Abinger Harvest

by E. M. Forster
[Harcourt, Brace, $3.50]
SKETCHES BY A NOVELIST
Two hundred years ago, by the road that lies beyond Mr. Forster’s garden at Abinger Hammer, young Captain Gibbon, fresh from an unhappy love affair, went to take part in a comic dispute between two county militias, his mind full of the noble struggles of Rome against the Vandals. The godmother of Mr. Forster’s greataunt was Hannah More, and from her he had a red mitten and an inkling of all the sharpness and unconventionality which a diligent and pious editor has spared her memory.
For Mr. Forster all the literary figures of whom he has chosen to write are similarly a shape passing at the end of his garden or the godmother of his greataunt. Looking at them with humorous affection, he is able to catch them unawares, long before they compose their countenances for the Dictionary of National Biography. And since in Mr. Forster the novelist goes hand in hand with the critic, his analysis has ever the color of fiction.
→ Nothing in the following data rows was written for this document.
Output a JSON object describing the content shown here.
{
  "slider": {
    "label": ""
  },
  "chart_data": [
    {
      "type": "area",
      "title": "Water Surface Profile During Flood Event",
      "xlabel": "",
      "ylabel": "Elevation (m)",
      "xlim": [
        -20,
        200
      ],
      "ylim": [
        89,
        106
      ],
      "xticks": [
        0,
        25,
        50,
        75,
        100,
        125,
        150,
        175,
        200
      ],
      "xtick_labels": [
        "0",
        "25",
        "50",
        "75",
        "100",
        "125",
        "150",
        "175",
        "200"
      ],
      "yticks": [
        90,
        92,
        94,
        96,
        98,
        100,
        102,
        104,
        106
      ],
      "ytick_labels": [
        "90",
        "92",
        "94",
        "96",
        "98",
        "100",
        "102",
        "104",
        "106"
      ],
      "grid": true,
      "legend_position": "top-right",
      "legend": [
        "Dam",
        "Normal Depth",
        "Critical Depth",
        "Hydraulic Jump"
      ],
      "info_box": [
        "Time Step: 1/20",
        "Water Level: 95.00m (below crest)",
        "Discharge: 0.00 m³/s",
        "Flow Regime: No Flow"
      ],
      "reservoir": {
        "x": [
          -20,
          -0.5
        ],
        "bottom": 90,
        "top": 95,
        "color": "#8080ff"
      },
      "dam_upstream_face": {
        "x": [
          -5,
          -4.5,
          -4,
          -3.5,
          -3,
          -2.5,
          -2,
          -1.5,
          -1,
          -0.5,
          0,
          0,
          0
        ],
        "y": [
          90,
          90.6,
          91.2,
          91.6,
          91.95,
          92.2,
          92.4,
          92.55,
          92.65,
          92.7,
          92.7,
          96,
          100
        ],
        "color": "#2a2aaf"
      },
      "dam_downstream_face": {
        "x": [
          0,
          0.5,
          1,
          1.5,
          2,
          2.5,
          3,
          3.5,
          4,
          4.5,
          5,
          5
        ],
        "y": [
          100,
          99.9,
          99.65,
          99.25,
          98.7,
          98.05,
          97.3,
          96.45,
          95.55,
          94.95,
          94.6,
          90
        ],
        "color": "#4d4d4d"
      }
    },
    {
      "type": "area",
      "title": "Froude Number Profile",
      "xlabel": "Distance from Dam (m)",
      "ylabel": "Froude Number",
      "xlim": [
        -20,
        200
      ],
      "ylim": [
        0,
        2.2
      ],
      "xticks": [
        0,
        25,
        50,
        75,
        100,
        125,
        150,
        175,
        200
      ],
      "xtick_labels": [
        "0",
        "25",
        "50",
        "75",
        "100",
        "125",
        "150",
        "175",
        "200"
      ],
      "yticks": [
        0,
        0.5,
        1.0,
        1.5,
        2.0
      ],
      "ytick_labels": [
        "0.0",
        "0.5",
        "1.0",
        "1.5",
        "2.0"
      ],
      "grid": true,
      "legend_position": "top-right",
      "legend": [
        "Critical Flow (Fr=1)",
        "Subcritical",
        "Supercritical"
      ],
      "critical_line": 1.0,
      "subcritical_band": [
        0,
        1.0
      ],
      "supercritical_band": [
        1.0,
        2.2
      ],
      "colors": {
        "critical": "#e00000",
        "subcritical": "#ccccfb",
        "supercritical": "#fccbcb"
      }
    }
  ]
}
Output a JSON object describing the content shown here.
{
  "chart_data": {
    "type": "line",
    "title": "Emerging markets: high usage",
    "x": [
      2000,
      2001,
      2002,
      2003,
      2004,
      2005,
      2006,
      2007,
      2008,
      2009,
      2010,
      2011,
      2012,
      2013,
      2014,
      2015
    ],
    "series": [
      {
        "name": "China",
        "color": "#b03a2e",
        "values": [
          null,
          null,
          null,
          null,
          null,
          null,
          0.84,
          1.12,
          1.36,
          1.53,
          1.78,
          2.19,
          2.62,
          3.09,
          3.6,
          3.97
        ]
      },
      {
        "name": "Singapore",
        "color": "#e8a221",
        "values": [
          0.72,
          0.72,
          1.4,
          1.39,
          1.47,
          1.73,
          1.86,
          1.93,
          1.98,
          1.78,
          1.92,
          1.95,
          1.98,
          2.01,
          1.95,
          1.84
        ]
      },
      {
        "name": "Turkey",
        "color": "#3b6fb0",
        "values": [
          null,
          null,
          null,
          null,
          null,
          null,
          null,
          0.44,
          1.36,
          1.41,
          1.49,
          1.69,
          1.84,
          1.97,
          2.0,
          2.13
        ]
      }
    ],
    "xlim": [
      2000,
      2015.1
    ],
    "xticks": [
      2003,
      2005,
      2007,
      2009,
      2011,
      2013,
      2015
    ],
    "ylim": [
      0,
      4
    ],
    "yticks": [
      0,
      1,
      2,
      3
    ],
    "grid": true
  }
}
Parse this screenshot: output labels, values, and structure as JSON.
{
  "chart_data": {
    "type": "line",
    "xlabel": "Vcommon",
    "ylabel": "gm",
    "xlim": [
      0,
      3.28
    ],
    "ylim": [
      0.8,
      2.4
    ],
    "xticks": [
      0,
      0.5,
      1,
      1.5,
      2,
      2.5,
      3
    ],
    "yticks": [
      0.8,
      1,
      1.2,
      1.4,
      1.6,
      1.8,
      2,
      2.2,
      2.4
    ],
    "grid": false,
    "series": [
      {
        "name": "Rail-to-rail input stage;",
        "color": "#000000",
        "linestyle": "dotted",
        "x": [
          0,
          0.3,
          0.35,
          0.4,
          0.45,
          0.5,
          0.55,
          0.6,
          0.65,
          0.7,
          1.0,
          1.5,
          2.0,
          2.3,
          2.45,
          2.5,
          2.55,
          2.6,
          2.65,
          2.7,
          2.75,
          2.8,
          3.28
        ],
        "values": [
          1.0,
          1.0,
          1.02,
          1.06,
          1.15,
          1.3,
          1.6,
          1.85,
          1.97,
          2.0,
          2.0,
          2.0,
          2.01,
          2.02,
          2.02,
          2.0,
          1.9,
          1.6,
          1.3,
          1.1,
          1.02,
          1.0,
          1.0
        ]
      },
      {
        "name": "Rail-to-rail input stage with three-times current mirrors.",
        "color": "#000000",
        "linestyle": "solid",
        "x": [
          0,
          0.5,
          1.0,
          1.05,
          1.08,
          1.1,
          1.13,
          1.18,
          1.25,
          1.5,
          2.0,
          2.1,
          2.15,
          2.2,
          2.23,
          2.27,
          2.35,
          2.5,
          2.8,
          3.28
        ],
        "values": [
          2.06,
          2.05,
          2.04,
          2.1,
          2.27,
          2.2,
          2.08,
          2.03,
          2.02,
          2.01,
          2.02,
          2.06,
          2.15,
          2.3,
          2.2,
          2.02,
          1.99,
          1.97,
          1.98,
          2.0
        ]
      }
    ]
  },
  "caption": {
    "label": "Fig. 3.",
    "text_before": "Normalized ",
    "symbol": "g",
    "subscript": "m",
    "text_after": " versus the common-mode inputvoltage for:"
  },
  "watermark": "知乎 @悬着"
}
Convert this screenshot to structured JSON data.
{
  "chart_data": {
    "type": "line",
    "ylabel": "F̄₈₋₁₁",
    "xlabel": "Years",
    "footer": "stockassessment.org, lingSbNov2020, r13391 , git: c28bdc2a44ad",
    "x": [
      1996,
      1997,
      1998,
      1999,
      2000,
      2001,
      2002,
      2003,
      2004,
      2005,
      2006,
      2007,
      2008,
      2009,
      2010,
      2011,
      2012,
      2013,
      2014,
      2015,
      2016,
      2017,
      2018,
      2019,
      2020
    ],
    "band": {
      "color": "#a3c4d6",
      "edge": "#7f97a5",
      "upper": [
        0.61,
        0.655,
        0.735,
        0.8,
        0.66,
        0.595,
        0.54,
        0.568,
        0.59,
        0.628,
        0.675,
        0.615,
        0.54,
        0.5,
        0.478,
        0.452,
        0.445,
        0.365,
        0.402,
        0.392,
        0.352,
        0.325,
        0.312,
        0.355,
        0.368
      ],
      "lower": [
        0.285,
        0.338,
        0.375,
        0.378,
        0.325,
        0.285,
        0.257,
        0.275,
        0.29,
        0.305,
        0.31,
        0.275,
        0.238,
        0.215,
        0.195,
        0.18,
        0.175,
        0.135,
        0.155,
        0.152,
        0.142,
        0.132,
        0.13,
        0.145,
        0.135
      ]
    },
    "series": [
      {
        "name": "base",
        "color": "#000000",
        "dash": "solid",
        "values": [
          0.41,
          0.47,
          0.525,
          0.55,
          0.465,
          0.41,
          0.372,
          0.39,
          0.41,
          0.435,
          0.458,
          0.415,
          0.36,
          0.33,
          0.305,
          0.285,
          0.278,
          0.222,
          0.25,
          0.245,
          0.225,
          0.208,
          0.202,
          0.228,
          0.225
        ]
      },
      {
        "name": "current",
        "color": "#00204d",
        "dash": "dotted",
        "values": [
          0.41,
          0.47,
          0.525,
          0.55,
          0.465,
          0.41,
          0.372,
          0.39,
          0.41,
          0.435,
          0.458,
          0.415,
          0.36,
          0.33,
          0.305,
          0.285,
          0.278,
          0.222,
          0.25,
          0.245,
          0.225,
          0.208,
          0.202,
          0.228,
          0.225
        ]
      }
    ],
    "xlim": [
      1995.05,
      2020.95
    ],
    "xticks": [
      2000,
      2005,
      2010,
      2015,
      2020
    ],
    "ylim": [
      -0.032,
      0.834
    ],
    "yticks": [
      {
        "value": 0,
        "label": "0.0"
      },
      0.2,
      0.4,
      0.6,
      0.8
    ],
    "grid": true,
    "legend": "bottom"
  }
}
Thus he shows us the runaway from Cambridge who called himself by the magnificent name of Silas Tomkyn Comberbacke, who expected his horse to groom itself but told stories of Thermopple (sic); a queer clumsy creature who was to contract smallpox, to be bought out of the Dragoons, to be disgraced irretrievably, and to write The Rime of the Ancient Mariner. He details the irritations of that conscientious business man Mr. Abbey, guardian of the four young Keats children, who tried to suppress the lawlessness of the eldest and never got around to mentioning their comfortable inheritance until long after that restless boy had died of neglected tuberculosis. For him Voltaire is not the bitter-tongued sage of Ferney, but a thin anxious man who with his mistress (called by Frederick the Great ‘VenusNewton’) patiently weighed cauldrons of hot iron to determine the weight of fire, or poured hot vinegar on a fragment of Mont Blanc to see if Hannibal had really been able to dissolve the Alps in that fashion.
Nearer our own time, he sketches the life and writings of a forgotten nineteenth-century novelist of Boston extraction, Howard Overing Sturgis, and builds up a picture of the self-torturing New England community which Henry James and Henry Adams similarly fled but could not escape. And with equal subtlety, with equal freedom from pomp or patronage, he judges the writers of to-day, Virginia Woolf, Sinclair Lewis, Eliot, Proust.
Mr. Forster’s preoccupations are not exclusively literary; his view of life is wide enough to include even a romantic interest in Minnie A louse. Politically, his is the limbo of the too-intelligent. As in A Passage to India he stated the impasse of Empire, so to-day he understands the evil habits induced by the opiate of Fascism, and yet is too old for the adventure of Communism. In his own phrase about Roger Fry, ‘he rejects authority and mistrusts intuition.’
For such a man the world holds no refuge except the fruits of a quiet rich summer of learning and understanding and humor, his Abinger harvest.